The Climate and Diversity Committee is committed to providing a welcoming climate within the School with special emphasis on inclusion, diversity and community building. Our mission is to establish structures to support communication, and prevent bullying, discrimination, and sexual harassment. Our members are drawn from the School’s faculty, postdoctoral researchers, graduate students, and staff. We work closely with other organized forums whose goals overlap with ours, such as SPS, GradPhi, and WIPA.
Professor Priscilla Cushman (committee chair) -- I have had lots of experience working in large collaborations in high energy physics. In the past, this included work at CERN, but then I got interested in direct detection of dark matter using cryogenic solid state techniques. The new SuperCDMS experiment is being built at SNOLAB, a deep underground laboratory in Canada and is composed of 20 institutions from the US, Canada, UK, and India. Large research groups can be both daunting and exciting. I can share my experience and give you some pointers. Whether you join a large or a small research group, you should be able to have a fulfilling research experience and trust that your contributions are valued.
Professor Tony Gherghetta -- I am a theoretical particle physicist studying the elementary constituents and forces of the Universe. My research has further developed exotic ideas such as supersymmetry and extra dimensions, which are currently being searched for at the CERN Large Hadron Collider in Switzerland. I have always had an innate curiosity about Nature, and my academic path has led me to collaborate with researchers from all over the world. By becoming part of this diverse community that shares a passion for the pursuit of knowledge, you can make an important contribution and achieve your research ambition.
Assistant Professor Lindsay Glesener -- I am an astrophysicist who mainly studies the Sun. I collaborate on building new X-ray instruments as well as analyzing solar data from past and current spacecraft. Although I find this line of work very fulfilling, my academic path to get here wasn't a straight line. I had another career and tried other majors before I found physics as my calling. Not everyone knows what they want to do from the very beginning, and there are many paths by which you can accomplish your goals.
Jennifer Kroschel -- I manage the student programs office for the School of Physics. I've been working in higher education student services for about 15 years and love helping students reach their goals. Outside of work, I enjoy spending time with my two boys (one human, one shih-poo) and co-zookeeper/husband.
Karlen Shahinyan (outgoing) -- I am a 6th-year graduate student, working with Professor Lucy Fortson and the VERITAS collaboration on gamma-ray emission mechanisms in AGN. I am very familiar with the struggles and joys of graduate school and am dedicated to making it a better place for those who follow.
Evan Tyler -- I am a PhD student at the Minnesota Institute for Astrophysics. My current research is in Space Plasma Physics, but my true passion is Physics/Astronomy education and public outreach. I currently serve as the Outreach Coordinator for the Minnesota Institute for Astrophysics where I work with the community to organize free events to educate and engage the public in the field of Astrophysics. In my spare time, I enjoy volunteering as a patient escort at a local womens' healthcare clinic, cooking delicious dinners, and spending time with my wife Chelsey and my cat Yell Machine.
Brett Heischmidt (incoming) -- I am a first-year graduate student pursuing experimental condensed matter. My early work has centered around two-dimensional materials, with a recent focus on novel physics with potential device applications.

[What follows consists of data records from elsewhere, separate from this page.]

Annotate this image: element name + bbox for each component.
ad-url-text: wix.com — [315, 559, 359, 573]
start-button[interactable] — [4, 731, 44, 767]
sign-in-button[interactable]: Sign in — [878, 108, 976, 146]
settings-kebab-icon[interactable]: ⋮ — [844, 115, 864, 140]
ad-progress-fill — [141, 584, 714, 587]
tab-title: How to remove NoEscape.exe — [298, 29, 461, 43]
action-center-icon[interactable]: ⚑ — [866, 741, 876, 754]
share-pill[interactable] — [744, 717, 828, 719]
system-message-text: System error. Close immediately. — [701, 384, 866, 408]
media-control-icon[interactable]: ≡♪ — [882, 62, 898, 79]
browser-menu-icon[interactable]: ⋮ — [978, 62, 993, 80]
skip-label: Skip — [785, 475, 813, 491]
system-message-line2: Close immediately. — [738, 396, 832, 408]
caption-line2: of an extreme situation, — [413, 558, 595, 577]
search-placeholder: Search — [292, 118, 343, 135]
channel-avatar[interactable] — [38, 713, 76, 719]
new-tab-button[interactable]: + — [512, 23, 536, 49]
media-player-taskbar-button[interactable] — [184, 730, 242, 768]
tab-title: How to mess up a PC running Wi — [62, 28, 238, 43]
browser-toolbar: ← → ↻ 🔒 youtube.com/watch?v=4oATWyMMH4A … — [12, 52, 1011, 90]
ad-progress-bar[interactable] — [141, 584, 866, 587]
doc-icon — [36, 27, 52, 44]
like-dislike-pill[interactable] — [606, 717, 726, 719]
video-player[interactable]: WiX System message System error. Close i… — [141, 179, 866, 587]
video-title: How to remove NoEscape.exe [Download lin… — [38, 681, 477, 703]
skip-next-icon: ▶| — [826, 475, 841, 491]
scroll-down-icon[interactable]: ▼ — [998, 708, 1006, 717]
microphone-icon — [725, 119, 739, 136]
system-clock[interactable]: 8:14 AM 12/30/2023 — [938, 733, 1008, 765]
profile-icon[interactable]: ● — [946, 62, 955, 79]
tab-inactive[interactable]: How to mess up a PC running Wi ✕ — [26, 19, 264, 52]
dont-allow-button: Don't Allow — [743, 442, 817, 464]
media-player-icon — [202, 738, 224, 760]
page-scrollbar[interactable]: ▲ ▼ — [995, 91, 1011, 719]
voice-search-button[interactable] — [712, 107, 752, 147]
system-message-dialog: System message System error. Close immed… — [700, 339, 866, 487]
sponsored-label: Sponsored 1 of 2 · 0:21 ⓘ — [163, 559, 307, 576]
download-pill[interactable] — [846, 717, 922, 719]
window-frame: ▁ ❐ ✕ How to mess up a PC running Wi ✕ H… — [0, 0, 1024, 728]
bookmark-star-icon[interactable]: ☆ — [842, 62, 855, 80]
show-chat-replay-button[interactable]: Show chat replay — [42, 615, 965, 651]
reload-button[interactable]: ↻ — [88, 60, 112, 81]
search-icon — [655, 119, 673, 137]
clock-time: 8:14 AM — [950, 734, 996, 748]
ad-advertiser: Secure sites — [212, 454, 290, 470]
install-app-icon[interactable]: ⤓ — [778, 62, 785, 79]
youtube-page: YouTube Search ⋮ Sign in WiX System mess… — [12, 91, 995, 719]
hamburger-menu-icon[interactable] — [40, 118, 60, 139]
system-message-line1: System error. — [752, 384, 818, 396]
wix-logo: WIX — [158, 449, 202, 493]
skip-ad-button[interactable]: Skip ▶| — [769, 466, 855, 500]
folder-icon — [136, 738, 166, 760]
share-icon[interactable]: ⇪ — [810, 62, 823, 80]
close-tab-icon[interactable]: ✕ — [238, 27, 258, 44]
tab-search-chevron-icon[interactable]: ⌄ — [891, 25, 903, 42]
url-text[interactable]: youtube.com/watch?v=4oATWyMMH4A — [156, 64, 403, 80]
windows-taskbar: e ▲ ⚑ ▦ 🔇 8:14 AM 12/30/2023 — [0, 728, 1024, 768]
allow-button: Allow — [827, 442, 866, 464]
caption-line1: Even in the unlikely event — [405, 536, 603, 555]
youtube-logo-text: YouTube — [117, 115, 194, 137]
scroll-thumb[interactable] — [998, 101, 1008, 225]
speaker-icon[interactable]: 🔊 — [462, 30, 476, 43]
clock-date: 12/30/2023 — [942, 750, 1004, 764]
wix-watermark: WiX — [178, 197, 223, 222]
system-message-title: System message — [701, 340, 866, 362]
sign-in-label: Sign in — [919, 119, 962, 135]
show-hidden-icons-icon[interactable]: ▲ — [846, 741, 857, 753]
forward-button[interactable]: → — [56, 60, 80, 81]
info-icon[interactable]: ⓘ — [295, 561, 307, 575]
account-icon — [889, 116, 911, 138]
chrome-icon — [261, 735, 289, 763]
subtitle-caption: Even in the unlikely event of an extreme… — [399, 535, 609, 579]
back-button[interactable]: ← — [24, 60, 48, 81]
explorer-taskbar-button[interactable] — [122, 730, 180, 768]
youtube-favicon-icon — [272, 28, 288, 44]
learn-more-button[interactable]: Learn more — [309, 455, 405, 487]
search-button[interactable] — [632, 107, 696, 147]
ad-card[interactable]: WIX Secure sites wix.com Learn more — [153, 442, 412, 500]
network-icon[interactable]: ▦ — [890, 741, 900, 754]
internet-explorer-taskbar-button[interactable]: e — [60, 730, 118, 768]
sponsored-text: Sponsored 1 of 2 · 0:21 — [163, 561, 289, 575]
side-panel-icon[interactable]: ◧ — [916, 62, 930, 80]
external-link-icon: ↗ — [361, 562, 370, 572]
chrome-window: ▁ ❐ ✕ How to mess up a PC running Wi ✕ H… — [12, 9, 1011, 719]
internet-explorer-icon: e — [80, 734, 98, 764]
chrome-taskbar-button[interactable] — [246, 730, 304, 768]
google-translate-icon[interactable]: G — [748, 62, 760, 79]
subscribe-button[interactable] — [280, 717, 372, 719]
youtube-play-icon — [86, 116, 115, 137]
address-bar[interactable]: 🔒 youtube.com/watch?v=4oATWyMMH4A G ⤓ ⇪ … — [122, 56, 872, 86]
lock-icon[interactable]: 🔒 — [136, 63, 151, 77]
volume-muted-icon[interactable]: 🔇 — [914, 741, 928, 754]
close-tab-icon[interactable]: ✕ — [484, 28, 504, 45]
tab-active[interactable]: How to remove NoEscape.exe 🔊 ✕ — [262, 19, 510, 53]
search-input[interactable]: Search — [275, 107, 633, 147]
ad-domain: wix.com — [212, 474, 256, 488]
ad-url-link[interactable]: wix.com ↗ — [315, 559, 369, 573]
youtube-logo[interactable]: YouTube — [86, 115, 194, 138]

As my classmates and I start out, I hope to help foster a supportive environment as we pursue ambitious goals together.
Matt Fritts -- I did my graduate work here at UMN with the SuperCDMS dark matter experiment, and now I'm back as a postdoc running a dilution refrigerator lab to test detectors for SuperCDMS SNOLAB. As a grad student I tried a few different groups while looking for an advisor, and got a taste of what it's like to work as a theorist where it's just you and your advisor, or with a small experimental group, or with a larger group with a lot more collaborators. Each working situation has its own rewards and challenges, and I hope that everyone here has as comfortable and productive an experience as I did.